Let us become the change we seek in the world.
—Mahatma Gandhi
We have seen how NVC contributes to relationships with friends and family, at work and in the political arena. Its most crucial application, however, may be in the way we treat ourselves. When we are internally violent towards ourselves, it is difficult to be genuinely compassionate towards others.
The most important use of NVC may be in developing self-compassion.
Remembering The Specialness Of What We Are
In the play, “A Thousand Clowns” by Herb Gardner, the protagonist refuses to release his 12-year-old nephew to child-welfare authorities, declaring, “I want him to get to know exactly the special thing he is or else he won’t notice it when it starts to go. I want him to stay awake and . . . see . . . all the wild possibilities. I want him to know it’s worth all the trouble just to give the world a little goosing when you get the chance. And I want him to know the subtle, sneaky, important reason why he was born a human being and not a chair.”

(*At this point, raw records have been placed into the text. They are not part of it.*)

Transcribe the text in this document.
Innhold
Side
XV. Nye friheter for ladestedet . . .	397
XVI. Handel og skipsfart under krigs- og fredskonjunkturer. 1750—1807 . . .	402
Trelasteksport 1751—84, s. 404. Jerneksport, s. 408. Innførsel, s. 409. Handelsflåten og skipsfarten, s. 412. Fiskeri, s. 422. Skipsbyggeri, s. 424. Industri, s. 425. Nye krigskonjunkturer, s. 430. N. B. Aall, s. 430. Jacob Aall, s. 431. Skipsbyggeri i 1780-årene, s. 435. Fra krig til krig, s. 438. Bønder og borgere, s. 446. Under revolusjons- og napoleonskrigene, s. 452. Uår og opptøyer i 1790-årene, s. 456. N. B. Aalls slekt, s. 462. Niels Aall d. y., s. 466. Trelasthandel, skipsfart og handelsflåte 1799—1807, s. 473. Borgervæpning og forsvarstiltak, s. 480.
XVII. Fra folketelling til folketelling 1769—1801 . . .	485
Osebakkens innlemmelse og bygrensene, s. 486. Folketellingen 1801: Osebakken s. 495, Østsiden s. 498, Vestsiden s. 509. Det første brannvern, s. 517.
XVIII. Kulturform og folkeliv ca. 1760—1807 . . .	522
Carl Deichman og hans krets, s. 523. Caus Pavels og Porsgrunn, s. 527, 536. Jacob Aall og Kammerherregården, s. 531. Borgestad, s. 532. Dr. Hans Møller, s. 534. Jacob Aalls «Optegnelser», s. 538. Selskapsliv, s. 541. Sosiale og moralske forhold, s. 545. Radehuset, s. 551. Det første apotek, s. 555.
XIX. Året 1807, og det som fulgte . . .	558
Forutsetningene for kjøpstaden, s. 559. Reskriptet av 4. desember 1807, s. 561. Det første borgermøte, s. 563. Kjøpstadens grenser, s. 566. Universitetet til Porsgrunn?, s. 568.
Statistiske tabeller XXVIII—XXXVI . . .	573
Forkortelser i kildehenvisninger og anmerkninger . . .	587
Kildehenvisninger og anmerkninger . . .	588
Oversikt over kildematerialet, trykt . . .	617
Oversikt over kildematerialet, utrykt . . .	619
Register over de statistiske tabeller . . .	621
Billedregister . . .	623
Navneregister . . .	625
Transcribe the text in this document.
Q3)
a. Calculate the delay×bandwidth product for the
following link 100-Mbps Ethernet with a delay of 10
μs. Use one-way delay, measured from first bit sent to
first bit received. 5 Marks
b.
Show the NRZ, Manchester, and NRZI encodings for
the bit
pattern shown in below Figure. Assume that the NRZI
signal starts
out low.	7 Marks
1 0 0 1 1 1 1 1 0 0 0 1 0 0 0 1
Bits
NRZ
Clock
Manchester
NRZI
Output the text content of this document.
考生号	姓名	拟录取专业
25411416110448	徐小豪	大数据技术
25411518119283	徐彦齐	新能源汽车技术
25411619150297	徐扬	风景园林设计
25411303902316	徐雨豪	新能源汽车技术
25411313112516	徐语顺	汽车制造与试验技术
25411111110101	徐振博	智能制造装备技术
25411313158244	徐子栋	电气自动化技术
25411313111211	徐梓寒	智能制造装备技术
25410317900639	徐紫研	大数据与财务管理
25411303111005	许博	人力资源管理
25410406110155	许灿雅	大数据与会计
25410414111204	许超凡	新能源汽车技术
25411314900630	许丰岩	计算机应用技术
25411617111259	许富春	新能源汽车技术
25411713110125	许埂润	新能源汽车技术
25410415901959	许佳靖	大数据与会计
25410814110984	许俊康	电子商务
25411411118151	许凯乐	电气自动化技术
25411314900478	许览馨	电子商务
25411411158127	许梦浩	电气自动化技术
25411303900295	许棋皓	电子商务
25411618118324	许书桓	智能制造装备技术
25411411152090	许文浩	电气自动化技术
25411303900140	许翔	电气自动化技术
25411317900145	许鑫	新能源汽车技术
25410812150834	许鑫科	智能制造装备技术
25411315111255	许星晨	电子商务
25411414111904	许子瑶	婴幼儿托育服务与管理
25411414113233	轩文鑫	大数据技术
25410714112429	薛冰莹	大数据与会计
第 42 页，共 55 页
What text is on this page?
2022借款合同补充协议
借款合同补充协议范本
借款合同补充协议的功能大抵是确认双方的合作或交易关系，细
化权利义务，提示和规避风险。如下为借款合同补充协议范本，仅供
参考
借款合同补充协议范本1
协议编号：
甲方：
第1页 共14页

I am gravely concerned that many of us have lost awareness of “the special thing” we are; we have forgotten the “subtle, sneaky, important reason” the uncle so passionately wanted his nephew to know. When critical self-concepts prevent us from seeing the beauty in ourselves, we lose connection with the divine energy that is our source. Conditioned to view ourselves as objects—objects full of shortcomings—is it any wonder that many of us end up relating violently to ourselves?
An important area where this violence can be replaced with compassion is in our moment- to-moment evaluation of ourselves. Since we want whatever we do to lead to the enrichment of life, it is critical to know how to evaluate events and conditions in ways that help us learn and make ongoing choices that serve us. Unfortunately, the way we’ve been trained to evaluate ourselves often promotes more self-hatred than learning.
We use NVC to evaluate ourselves in ways that engender growth rather than self-hatred.